Even if you’ve never read Dean Koontz’s books, you’ve certainly seen them around. Whether in airports, used bookshops, or your aunt’s living room, the work of Koontz litters shelves and stands all over the world. It makes sense, too. At age 70, Dean Koontz has placed himself among the top twenty best-selling authors of all time, with more books in circulation than either Stephen King or James Patterson.
Dean Koontz’s website states that the author’s work has sold an incredible 450 million copies. His latest work was the novel Ashley Bell, published at the end of last year. Like many of his books, it was a New York Times bestseller, and extended a successful and still-prolific career.
His beginnings were not particularly advantageous for an author. His father was a drunk and a philanderer. Koontz recalls moments in his youth when his house would get a post-midnight call from the barkeep, telling him and his mother to pick up the man up who was too drunk to drive, perhaps even too drunk to move. He and his mother would walk the few miles to the bar (being that his father had the only car) and pack him in the vehicle and take him home.
Koontz had always been storyteller. He wrote an eleven-page story at the age of eight, and won an encouraging writing contest as a senior in college. When he entered the workforce, he got jobs in social work and then in teaching, still keeping writing in mind, practicing his craft on nights and weekends. They were hard-working years, but again they probably always were. Koontz still professes to work at least ten hours a day.
It can’t be called a big break, but one formative instance might be called a big opportunity. His wife, Gerda, proposed to him that she was to support their household for five years while he pursued writing. If five years wasn’t enough, she said, then no amount of time will make a difference. By the time this period was over, Gerda was able to leave her job to manage her husband’s booming new career. 2016 marks the long-running couple's fiftieth anniversary.

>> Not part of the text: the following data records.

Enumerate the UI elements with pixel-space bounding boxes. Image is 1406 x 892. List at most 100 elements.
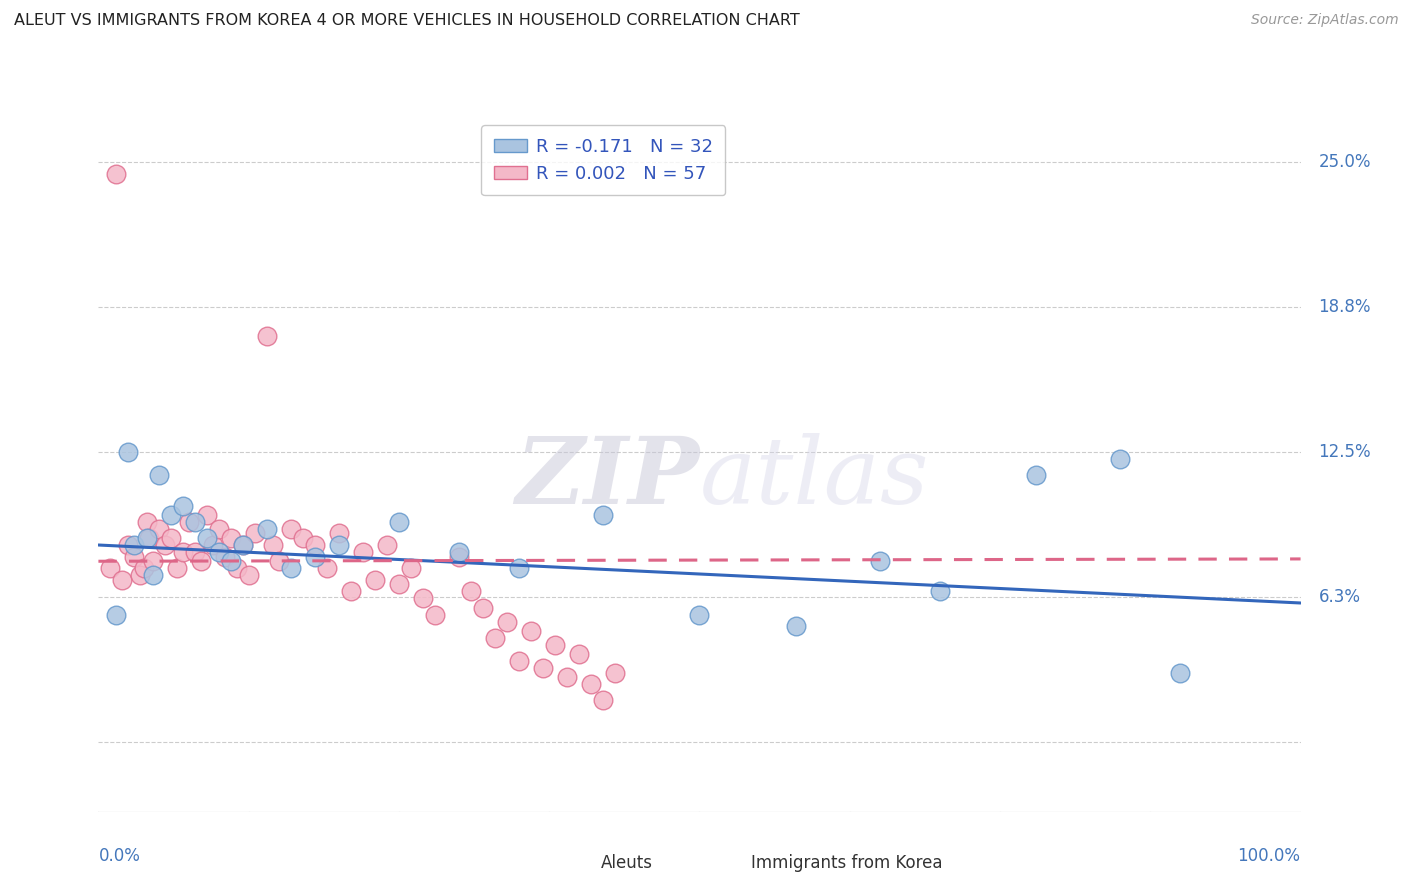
Point [243,526,266,541]
Point [869,554,891,568]
Point [304,549,326,564]
Point [555,670,578,684]
Point [412,591,434,606]
Point [141,568,163,582]
Point [520,624,543,638]
Point [544,638,567,652]
Point [111,573,134,587]
Point [328,526,350,541]
Point [472,600,495,615]
Point [262,538,284,552]
Point [592,508,614,522]
Point [219,531,242,545]
Point [232,538,254,552]
Text: 18.8%: 18.8% [1319,298,1371,317]
Point [340,584,363,599]
Point [364,573,387,587]
Text: 12.5%: 12.5% [1319,443,1371,461]
Text: ALEUT VS IMMIGRANTS FROM KOREA 4 OR MORE VEHICLES IN HOUSEHOLD CORRELATION CHART: ALEUT VS IMMIGRANTS FROM KOREA 4 OR MORE… [14,13,800,29]
Point [105,167,128,181]
Point [135,515,157,529]
Point [201,538,224,552]
Point [568,647,591,661]
Legend: R = -0.171   N = 32, R = 0.002   N = 57: R = -0.171 N = 32, R = 0.002 N = 57 [481,125,725,195]
Point [447,549,470,564]
Point [352,545,374,559]
Point [785,619,807,633]
Point [423,607,446,622]
Point [508,654,530,668]
Point [447,545,470,559]
Point [183,545,205,559]
Point [531,661,554,675]
Point [1170,665,1192,680]
Point [166,561,188,575]
Point [232,538,254,552]
Point [1109,452,1132,467]
Text: 6.3%: 6.3% [1319,588,1361,607]
Point [388,577,411,591]
Point [256,329,278,343]
Text: 100.0%: 100.0% [1237,847,1301,864]
Point [214,549,236,564]
Point [328,538,350,552]
Point [508,561,530,575]
Point [148,522,170,536]
Point [291,531,314,545]
Point [256,522,278,536]
FancyBboxPatch shape [706,849,741,877]
Point [153,538,176,552]
Point [375,538,398,552]
Point [460,584,482,599]
Point [141,554,163,568]
Point [117,445,139,459]
Point [138,531,160,545]
Text: Source: ZipAtlas.com: Source: ZipAtlas.com [1251,13,1399,28]
Point [592,693,614,707]
Point [496,615,519,629]
Point [208,522,231,536]
Text: 0.0%: 0.0% [98,847,141,864]
Point [195,508,218,522]
Point [100,561,122,575]
Point [117,538,139,552]
Point [315,561,337,575]
Text: Immigrants from Korea: Immigrants from Korea [751,854,942,871]
Point [132,561,155,575]
Text: Aleuts: Aleuts [600,854,652,871]
Text: atlas: atlas [699,433,929,523]
Point [219,554,242,568]
Point [484,631,506,645]
Text: ZIP: ZIP [515,433,699,523]
Point [688,607,710,622]
Point [225,561,247,575]
Point [172,499,194,513]
Point [177,515,200,529]
Point [581,677,603,691]
Point [280,561,302,575]
Point [1025,468,1047,483]
Point [208,545,231,559]
Point [267,554,290,568]
Point [195,531,218,545]
Point [388,515,411,529]
Point [190,554,212,568]
Point [238,568,260,582]
Point [159,508,181,522]
Point [183,515,205,529]
Point [172,545,194,559]
Point [605,665,627,680]
Point [159,531,181,545]
Point [105,607,128,622]
FancyBboxPatch shape [555,849,592,877]
Point [148,468,170,483]
Point [304,538,326,552]
Text: 25.0%: 25.0% [1319,153,1371,171]
Point [135,531,157,545]
Point [124,549,146,564]
Point [129,568,152,582]
Point [928,584,950,599]
Point [124,538,146,552]
Point [399,561,422,575]
Point [280,522,302,536]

Part of the success of Koontz’s work owes itself to his versatility of genre. The majority of his readership appreciates him for his suspense novels, although he started his career writing science fiction. His suspense thrillers carry elements of horror, mystery, and even satire. Any fan of Dean Koontz will surely note his adroitness with humor and comedy.
In addition to his multifaceted work, there’s something to be said about the sheer bulk of it. Like many prolific writers, new-coming readers don’t know where to start, and critics get confused, too. There may be drawbacks, but perhaps Koontz explains his side of the story best himself:
When a young and unknown writer routinely completes more than one book per year, publishers urge him to use a pen name--or names--for what they view as excess production. They believe that critics will dismiss the work of a prolific writer without even reading it, assuming it is piffle. Many critics do, indeed, respond this way, even though Henry James--the litterateur's litterateur--produced over a hundred and twenty books in his lifetime, and though writers from Shakespeare to Dickens to Joyce Carol Oates have proved that one can produce quantity with quality.
As a successful and established writer, Koontz does well to help his fanbase whenever possible. His website is a rich resource, and reveals the author has an evident fondness for collectors of his work. Building a Koontz collection can be slightly dizzying (and occasionally dangerous) and his website wants to make sure you’re prepared. “Collectors of Dean’s works have to wade through a great deal of misinformation about his writing,” the official Dean Koontz website writes, “Some misinformation consists of honest mistakes made by bibliographers and book dealers; but some of it is intentionally meant to mislead collectors so that items not of his authorship can be peddled to them at inflated prices.” Part of what makes collecting challenging is his use of pen names, which includes pseudonyms like David Axton, K.R. Dwyer, John Hill, and more. In an even greater gesture to protect fans against scams, owners of Dean Koontz’s personal letters are permitted to send a copy to his P.O. box in Newport Beach, CA for him to confirm or deny its authenticity.
As you may know, there are plenty of living writers who care about their readers. But how refreshing (and unexpected) that one of the most successful and busy authors in the world would afford such care and priority to his collectors. Perhaps, with his passion for literature and a personal library of over 40,000 books, he knows he is one of them.